The doctor’s union BMA Cymru Wales has released the findings of their NHS pressures portal, a place where doctors from across Wales have shared accounts of the state of their working conditions and the pressures they face on a daily basis. BMA Cymru will present the accounts to Welsh Government and NHS Employers.
From treating patients in cupboards and on chairs, working 12 hour shifts without breaks, and understaffing, doctors have laid bare their experiences to highlight the risks to patient and staff safety.
One account from the portal shared by a consultant specialising in geriatric care said they hadn’t treated a patient in a bed during their last ten shifts. Doctors explained they are often forced to use cupboards or borrow rooms to treat due to a lack of space.
Other concerns included patients waiting up to 14 hours in A&E being the new normal, patients needing cardiac monitors going unmonitored due to lack of space and patients being treated in the back of ambulances.
BMA Cymru Wales Chair Dr Iona Collins said:
"We’ve heard from doctors from every health board in Wales in both primary and secondary care with each account sharing a similar dismal picture of chronic understaffing, underfunding, and inadequate facilities – what we have here is a demoralised workforce.
"First and foremost, doctors are concerned for the safety of their patients. The ever-increasing delays on all fronts are resulting in patients who could have been treated in a planned manner are now turning up in crisis instead.
"The result is that emergency treatment has to be provided sometimes in the middle of the night with less support, instead of at safer times of the day. We already know that emergency operations, for example, are more complicated and are associated with more complications in comparison with planned operations.
"It stands to reason that when people wait longer and longer, with their conditions deteriorating all the while, we end up performing emergency treatments instead of planned treatments. This is obviously bad for the patient, but it's also bad for our economy, since complications are expensive to treat.
"The inability to manage the flow of patients through the whole Health and Care system is causing serious problems at every stage.
"One doctor told us that at their hospital up to 45% of patients on wards were well enough to be discharged but, due to a lack of social care provision, were left in acute medical hospital beds instead of rehabilitating at home. It’s the same across the whole country.
"The findings of our Pressures Portal paint a grim picture of our health service and we can’t continue to expect patients to be treated in these conditions. Welsh Government must listen to these numerous and basic safety concerns of the frontline workforce."
Doctors contributing to the portal highlighted feelings of low morale, extreme stress, often working long hours with no breaks or even time to rehydrate.
Rising complaints from patients also featured, due to unsafe staffing levels leading to poorer levels of care.

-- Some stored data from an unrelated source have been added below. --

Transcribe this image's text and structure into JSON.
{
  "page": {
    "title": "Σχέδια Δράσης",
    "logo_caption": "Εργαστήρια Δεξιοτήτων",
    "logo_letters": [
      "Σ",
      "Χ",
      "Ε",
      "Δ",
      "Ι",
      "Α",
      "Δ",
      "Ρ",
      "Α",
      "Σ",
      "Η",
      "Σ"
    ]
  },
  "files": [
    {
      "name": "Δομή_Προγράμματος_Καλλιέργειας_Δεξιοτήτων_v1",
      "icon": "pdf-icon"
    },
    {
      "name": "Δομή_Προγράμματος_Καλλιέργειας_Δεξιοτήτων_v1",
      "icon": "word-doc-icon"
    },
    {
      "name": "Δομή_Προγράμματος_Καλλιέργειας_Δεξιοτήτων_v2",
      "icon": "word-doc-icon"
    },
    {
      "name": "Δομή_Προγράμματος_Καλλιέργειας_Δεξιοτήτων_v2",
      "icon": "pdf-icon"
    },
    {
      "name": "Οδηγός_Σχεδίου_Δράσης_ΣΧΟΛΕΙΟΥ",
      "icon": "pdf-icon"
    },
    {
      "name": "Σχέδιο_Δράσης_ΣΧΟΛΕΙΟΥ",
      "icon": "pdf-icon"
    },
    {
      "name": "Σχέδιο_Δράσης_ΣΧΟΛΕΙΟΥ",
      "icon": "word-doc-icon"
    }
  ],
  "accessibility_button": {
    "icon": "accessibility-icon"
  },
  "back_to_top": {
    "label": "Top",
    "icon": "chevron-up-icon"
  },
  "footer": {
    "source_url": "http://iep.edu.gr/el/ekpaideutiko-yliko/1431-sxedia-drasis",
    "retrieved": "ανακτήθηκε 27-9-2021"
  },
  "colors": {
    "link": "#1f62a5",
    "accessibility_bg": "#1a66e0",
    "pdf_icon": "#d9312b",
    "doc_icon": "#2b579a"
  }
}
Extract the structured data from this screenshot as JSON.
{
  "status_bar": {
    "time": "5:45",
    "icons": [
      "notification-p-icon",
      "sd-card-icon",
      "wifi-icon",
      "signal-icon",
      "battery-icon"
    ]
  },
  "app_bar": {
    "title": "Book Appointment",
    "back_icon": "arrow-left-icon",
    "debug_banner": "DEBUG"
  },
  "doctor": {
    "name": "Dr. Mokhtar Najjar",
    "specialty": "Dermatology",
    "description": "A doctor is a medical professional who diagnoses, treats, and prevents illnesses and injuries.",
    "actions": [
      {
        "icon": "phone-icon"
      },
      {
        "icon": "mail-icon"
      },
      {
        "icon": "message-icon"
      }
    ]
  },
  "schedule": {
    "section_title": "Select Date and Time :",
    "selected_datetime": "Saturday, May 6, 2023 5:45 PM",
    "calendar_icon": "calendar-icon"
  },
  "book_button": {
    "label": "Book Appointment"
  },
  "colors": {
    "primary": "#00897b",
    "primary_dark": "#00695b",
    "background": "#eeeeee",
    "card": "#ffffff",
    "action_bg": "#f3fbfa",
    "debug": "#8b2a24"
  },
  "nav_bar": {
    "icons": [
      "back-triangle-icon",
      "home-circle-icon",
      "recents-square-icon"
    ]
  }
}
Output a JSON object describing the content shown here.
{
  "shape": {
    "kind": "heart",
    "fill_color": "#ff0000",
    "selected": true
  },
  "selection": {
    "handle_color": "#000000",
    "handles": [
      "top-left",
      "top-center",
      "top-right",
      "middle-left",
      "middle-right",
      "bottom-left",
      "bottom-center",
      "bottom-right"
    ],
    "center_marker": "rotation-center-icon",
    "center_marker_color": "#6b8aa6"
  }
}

BMA Cymru Wales is calling on the Welsh Government to:
- Work with frontline staff to develop local plans to tackle the backlog – members are still reporting a worrying lack of engagement
- Work in social partnership to produce an all-Wales workforce strategy that tackles both the long-term sustainability and the urgent retention and welfare challenges facing the NHS Wales workforce
- Improve and expand social care provision to create a more coordinated service between the NHS, and care in the community to meet the needs of patients
- Swiftly introduce incentives for existing doctors to remain in the health service. This includes implementing the retire and return principles, to mitigate the impact of punitive pension taxation policies as well as ensuring less than full time trainees benefit from pay systems equivalent to full time colleagues
- Improve staff wellbeing, engagement and morale by helping to implement the fatigue and facilities charter across Wales in full
ENDS
Notes to editors
Please find further accounts shared with us from doctors in Wales via the BMA Cymru NHS Pressures Portal.
Case studies:
Dr Georgina Budd, Co-chair BMA’s Welsh Junior Doctor Committee, and a GP, added: "We're not at breaking point, we have broken. We all have horror stories about colleagues and patients who have been let down. There's a hopelessness."
Dr Stephen Kelly, Chair BMA’s Welsh Consultants Committee, said: "I absolutely hate doing on-call work; the working conditions are awful. There is no incentive to do additional work and it is neither safe nor sustainable."
Dr Nicky Leopold, a Geriatrician in Swansea, said: "During my last ten on-call shifts I have not seen one patient in a bed or even a trolley for assessment. We are using cupboards, borrowing rooms in outpatients and I have had patients with drips laying on the floor.
"Often patients in the waiting rooms have not even been given food and drink. We recognise emergencies such as hyperkalaemia (higher than normal potassium levels in the blood) which is life-threatening but we’re unable to even give immediate life-preserving treatment due to lack of space and staff."